One of their earliest works is the series Ameryka (1972-1985). Originally, Ameryka was the name of a magazine  published in Polish by the US Information Agency in Washington and distributed in Poland by the American Embassy. The magazine promoted an ideal lifestyle in the U.S. where only happy people lived. Browsing through the magazine, KwieKulik were struck by the images of smiling people, with whom they could not identify with, standing in the Socialist reality of their lives. As such, they wanted to create their own reality inspired by the American dream. Their photographs show them as happy parents who travel the world and who have succeed in their career.
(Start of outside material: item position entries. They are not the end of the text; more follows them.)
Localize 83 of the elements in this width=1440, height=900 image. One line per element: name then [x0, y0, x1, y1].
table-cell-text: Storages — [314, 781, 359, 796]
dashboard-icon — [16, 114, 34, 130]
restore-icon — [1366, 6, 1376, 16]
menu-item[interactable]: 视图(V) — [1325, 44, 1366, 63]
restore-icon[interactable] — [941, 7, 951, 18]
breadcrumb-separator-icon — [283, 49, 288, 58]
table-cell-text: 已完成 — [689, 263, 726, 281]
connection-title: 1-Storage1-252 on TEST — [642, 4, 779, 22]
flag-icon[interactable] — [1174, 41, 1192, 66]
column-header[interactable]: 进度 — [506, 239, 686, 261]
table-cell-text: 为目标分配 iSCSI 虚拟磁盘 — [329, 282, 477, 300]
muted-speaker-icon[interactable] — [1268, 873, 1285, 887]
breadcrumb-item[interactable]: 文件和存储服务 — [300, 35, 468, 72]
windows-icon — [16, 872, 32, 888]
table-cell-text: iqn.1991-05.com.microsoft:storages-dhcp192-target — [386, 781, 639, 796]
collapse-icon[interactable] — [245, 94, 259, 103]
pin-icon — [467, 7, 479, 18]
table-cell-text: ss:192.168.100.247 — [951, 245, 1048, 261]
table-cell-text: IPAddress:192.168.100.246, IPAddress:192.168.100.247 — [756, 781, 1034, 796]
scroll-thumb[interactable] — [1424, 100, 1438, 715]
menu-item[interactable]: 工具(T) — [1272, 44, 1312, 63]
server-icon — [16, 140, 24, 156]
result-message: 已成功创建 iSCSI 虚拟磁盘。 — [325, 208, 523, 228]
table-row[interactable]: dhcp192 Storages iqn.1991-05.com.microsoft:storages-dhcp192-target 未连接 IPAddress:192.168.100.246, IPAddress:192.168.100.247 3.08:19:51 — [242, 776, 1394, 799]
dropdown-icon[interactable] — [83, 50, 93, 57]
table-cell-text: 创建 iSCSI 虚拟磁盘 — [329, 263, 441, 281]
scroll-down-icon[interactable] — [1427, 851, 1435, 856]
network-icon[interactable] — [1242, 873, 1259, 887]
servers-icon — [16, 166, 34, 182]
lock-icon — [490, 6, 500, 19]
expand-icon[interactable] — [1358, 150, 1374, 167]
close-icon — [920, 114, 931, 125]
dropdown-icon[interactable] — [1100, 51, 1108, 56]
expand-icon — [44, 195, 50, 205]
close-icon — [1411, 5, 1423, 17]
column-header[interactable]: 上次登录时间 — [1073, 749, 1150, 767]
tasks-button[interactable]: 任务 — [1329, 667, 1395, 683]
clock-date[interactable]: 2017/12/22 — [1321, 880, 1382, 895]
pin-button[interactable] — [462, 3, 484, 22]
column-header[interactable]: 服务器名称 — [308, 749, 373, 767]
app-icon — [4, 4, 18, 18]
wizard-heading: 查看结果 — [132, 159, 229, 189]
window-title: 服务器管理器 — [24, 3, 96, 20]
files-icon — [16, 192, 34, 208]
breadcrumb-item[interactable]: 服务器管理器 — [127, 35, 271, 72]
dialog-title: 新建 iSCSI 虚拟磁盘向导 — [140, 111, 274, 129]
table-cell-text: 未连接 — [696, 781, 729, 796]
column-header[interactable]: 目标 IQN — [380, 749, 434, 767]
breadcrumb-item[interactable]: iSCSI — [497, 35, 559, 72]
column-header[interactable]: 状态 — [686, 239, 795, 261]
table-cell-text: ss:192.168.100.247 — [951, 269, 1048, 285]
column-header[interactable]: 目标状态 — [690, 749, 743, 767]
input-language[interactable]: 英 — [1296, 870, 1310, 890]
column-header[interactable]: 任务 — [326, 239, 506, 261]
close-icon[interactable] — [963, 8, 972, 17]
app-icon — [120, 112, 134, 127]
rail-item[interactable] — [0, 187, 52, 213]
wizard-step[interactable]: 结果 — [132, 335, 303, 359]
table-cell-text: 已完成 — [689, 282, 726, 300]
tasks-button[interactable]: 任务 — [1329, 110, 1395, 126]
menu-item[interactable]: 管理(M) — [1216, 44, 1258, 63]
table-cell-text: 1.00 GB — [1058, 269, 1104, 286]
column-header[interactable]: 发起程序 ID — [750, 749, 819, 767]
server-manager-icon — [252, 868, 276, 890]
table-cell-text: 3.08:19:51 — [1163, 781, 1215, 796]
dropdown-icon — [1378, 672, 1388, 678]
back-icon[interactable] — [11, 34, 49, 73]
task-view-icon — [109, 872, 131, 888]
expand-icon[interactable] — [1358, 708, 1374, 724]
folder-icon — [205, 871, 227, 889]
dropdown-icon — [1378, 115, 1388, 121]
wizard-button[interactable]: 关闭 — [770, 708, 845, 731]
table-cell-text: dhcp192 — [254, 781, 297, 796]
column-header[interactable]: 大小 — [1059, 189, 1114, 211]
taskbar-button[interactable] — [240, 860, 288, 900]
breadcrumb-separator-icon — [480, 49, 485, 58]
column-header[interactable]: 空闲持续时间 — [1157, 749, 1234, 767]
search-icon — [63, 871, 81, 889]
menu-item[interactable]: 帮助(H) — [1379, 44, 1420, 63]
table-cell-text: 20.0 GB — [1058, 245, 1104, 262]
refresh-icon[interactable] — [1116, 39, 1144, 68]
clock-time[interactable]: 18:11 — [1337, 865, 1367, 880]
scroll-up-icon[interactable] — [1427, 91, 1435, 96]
Ameryka unmasks the language of propaganda by deforming it.
The title of this exhibition is given by a performance the artists made at the Biennale of Young Art in Sopot in 1978. It was meant as a counteraction for having their passports revoked by the Polish Government, preventing them from traveling to an interdisciplinary workshop in Arnheim (The Netherlands), in that same year. The reasons behind this revocation were two photographs in the catalogue from the exhibition centre Malmö in Stockholm. In one, Zofia Kulik is shown in her studio working on a sandstone memorial tablet. In the background, a large plaster eagle – the emblem of the People’s Republic of Poland – made by another artist leans against the wall. The inscription in the photo was: A Bird of Plaster for Bronze in the Barracks of Fine Arts. In the second photograph, a clay nude, made by Przemysław Kwiek, is entitled Man-Dick. The composition of these two pictures caused the so-called "Eagle affair” where the Polish government accused the artists of having performed actions in Sweden that profaned the patriotic eagle. Thus, KwieKulik lost any financial help from the government and were banned from representing Polish art abroad for the next couple of years. The Monument Without a Passport became a memorial for bureaucratic aggression. Without the ability to travel, KwieKulik asked the organizers in Arnheim to make a performance based on their instructions in which Joseph Beuys participated. Both these historical photographs will be shown at the gallery.
Shortly before Martial law was introduced in Poland in 1981 they participated in the exhibition New Artwork from Poland at the Künstlerhaus Stuttgart for which they produced the video performance Supermarket. Throughout the video, the artists stroll around a supermarket (full of ‘foreign’ goods) and are overwhelmed by all the abundance surrounding them, they can’t decide what to pick and end up leaving the shop without buying anything. The abstruse situation in the film points out the contrast between the reality of where KwieKulik live and a utopia where dreams come true.
Years later, they went on a Trip Around Europe, the second video to be shown. The two artists travelled in a small Fiat 126p around Germany and Belgium carrying with them a tent, sleeping bags, a camping stove, their camera and even some artworks. During their journey, KwieKulik realised and documented several projects and met up with artist friends such as Joseph Beuys and Elisabeth Jappe.





ŻAK | BRANICKA will host a daily screening of the documentary KWIEKULIK, directed by A. Zakrzewska and J. Turowicz as well as some videos of KwieKulik at the nearby cinema fsk.

Cinema fsk
Segitzdamm 2
10969 Berlin
The screenings will run between 27 – 30 April, 2016 everyday at 4 pm.